We sat staring at the two pints of mahogany-coloured liquid, and at each other, I picked up my pint and took as big a gulp, as big as I could take without gagging, I put the glass down with a false smile hiding a grimace, Desi followed suit with a sour puss on him as he put the glass down, his own fault for trying to drink more than me.
I noticed the elderly couple, the man’s arm draped over her shoulder and vanishing down her back, while at the same time looking straight into her eyes whispering things to the women that made her blush. I looked away quick trying not to be noticed looking. From the way Desi looked away quick, started talking about football, I knew he had noticed the same. We couldn’t react or say anything in the close confines of the snug, we just talked keeping straight faces.
Secretly I was thinking, how fabulous it was for a couple of their age, to have those amorous feelings for each other, hoping that I could meet someone who would be willing to stick with me through thick and thin, who could look into my eyes, the way these two do. I kept these thoughts strictly to myself.

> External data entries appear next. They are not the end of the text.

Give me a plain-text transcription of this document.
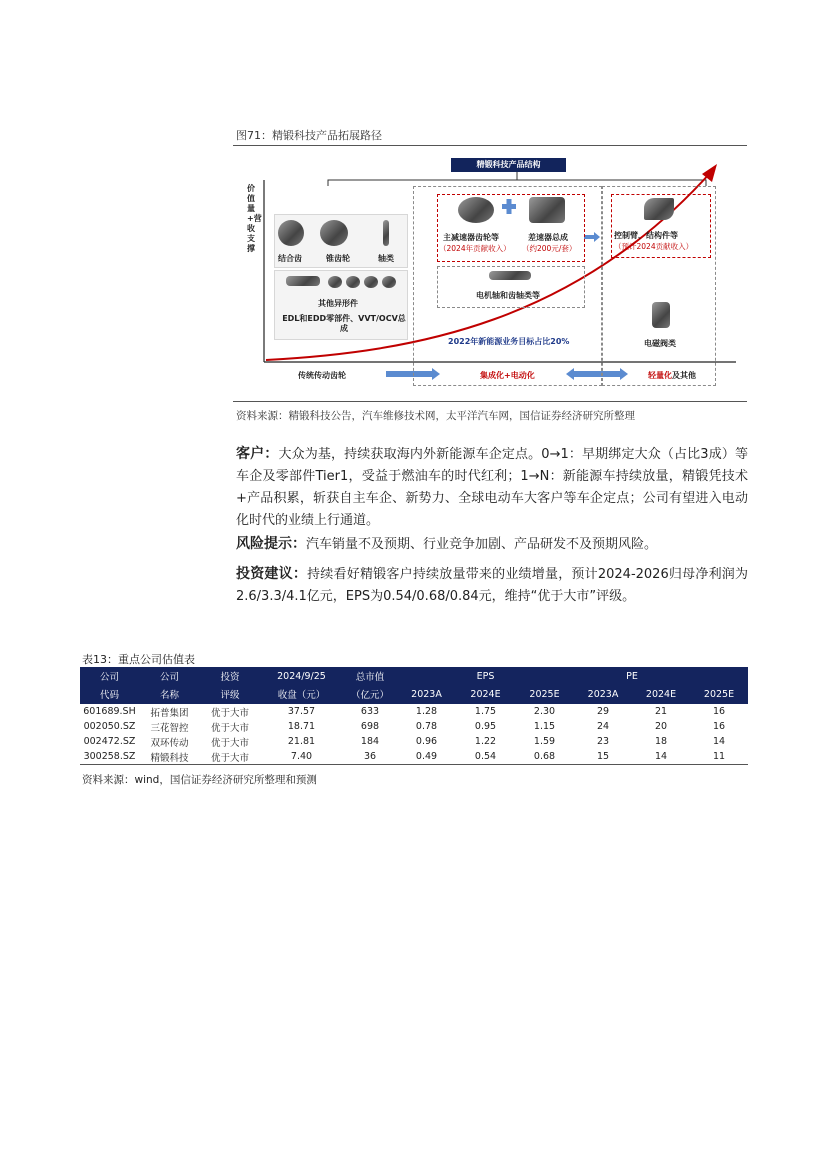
图71：精锻科技产品拓展路径
精锻科技产品结构
价值量+营收支撑
结合齿	锥齿轮	轴类
其他异形件
EDL和EDD零部件、VVT/OCV总成
主减速器齿轮等
（2024年贡献收入）
差速器总成
（约200元/套）
电机轴和齿轴类等
2022年新能源业务目标占比20%
控制臂、结构件等
（预计2024贡献收入）
电磁阀类
传统传动齿轮	集成化+电动化	轻量化及其他
资料来源：精锻科技公告，汽车维修技术网，太平洋汽车网，国信证券经济研究所整理
客户：大众为基，持续获取海内外新能源车企定点。0→1：早期绑定大众（占比3成）等车企及零部件Tier1，受益于燃油车的时代红利；1→N：新能源车持续放量，精锻凭技术+产品积累，斩获自主车企、新势力、全球电动车大客户等车企定点；公司有望进入电动化时代的业绩上行通道。
风险提示：汽车销量不及预期、行业竞争加剧、产品研发不及预期风险。
投资建议：持续看好精锻客户持续放量带来的业绩增量，预计2024-2026归母净利润为2.6/3.3/4.1亿元，EPS为0.54/0.68/0.84元，维持“优于大市”评级。
表13：重点公司估值表
公司	公司	投资	2024/9/25	总市值	EPS			PE		
代码	名称	评级	收盘（元）	（亿元）	2023A	2024E	2025E	2023A	2024E	2025E
601689.SH	拓普集团	优于大市	37.57	633	1.28	1.75	2.30	29	21	16
002050.SZ	三花智控	优于大市	18.71	698	0.78	0.95	1.15	24	20	16
002472.SZ	双环传动	优于大市	21.81	184	0.96	1.22	1.59	23	18	14
300258.SZ	精锻科技	优于大市	7.40	36	0.49	0.54	0.68	15	14	11
资料来源：wind，国信证券经济研究所整理和预测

Soon the glasses were starting to empty, thoughts of getting more beer entered our heads. Which one of us was going to go up and order the gargle, that was the question. There was a hatch into the snug where the elderly man got up and ordered his two gold labels and glasses of stout, but that would be a bit chancy, the barman being able to clearly see us. So, we decided to go into the bar and chance our arm. We left the company of the two elderly lovers and said good night, to which the women replied see ya boys to us, probably relieved to see the back of us I’d say.
Into the bar we went, being assaulted by a thick cloud of cigarette smoke and noise coming from every direction, the TV blaring Match of the Day, everyone speaking in raised voices, shouting conversations across the bar. To my surprise, Chris appeared from the jax(Toilet). “Are you two still here, why didn’t ya stay in the snug” he said.

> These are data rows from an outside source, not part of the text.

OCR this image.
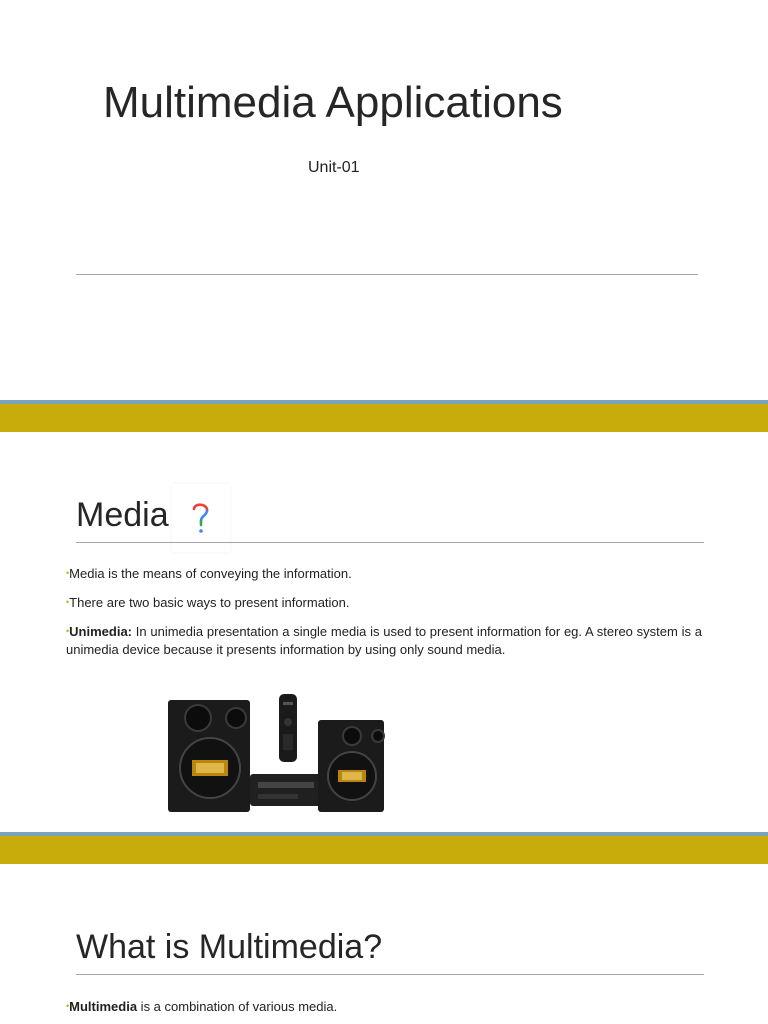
Multimedia Applications
Unit-01
Media
•Media is the means of conveying the information.
•There are two basic ways to present information.
•Unimedia: In unimedia presentation a single media is used to present information for eg. A stereo system is a unimedia device because it presents information by using only sound media.
What is Multimedia?
•Multimedia is a combination of various media.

I replied that the dirty old man was nearly riding the women in the snug so we got out after a half an hour of being embarrassed. “Desi was just going to go up and get two more gargles.” I added, hoping Chris would offer to get them for us. Chris replied smiling “Hear, I’ll go and get them for ya, but give me the money, I’m not made of cash, or falling for that one, Smart arse” And up to the bar, he went, returning with two pints.
Chris didn’t hang around long. We got a spot just outside the snug where we had our first pint. We had a good view all around, without being in to open a place or drawing the attention of the bar staff. We made ourselves at home watching what was left of the football. I was just about to lift the glass to my mouth and take a slug out of the beer when I spotted the elderly women coming out of the snug, she walked past us smiling, and when she nearly past I nearly choked on my drink with the sight passing me. All I can deduct from the vision before me was, that the dear old lady and her boyfriend must have been having a right canoodling session, the man must have tried dropping the hand, and in the progress left the women with her dress caught inside her black cotton knickers.
Desi was taking a mouthful of beer and nearly spit it out when he noticed what had happened. We both looked and each other and when she was in the loo out of earshot we burst out laughing. Lucky enough we were the only ones who noticed and the poor old woman was saved any blushes, I don’t think she even realised what had happened. When she returned, she was tidied up and smiled hello at us as she passed, not the actions of a woman who had just flashed us. We finished the beer and left to head for St Michaels, a special night to be had there this night for the end of another year with exams being over.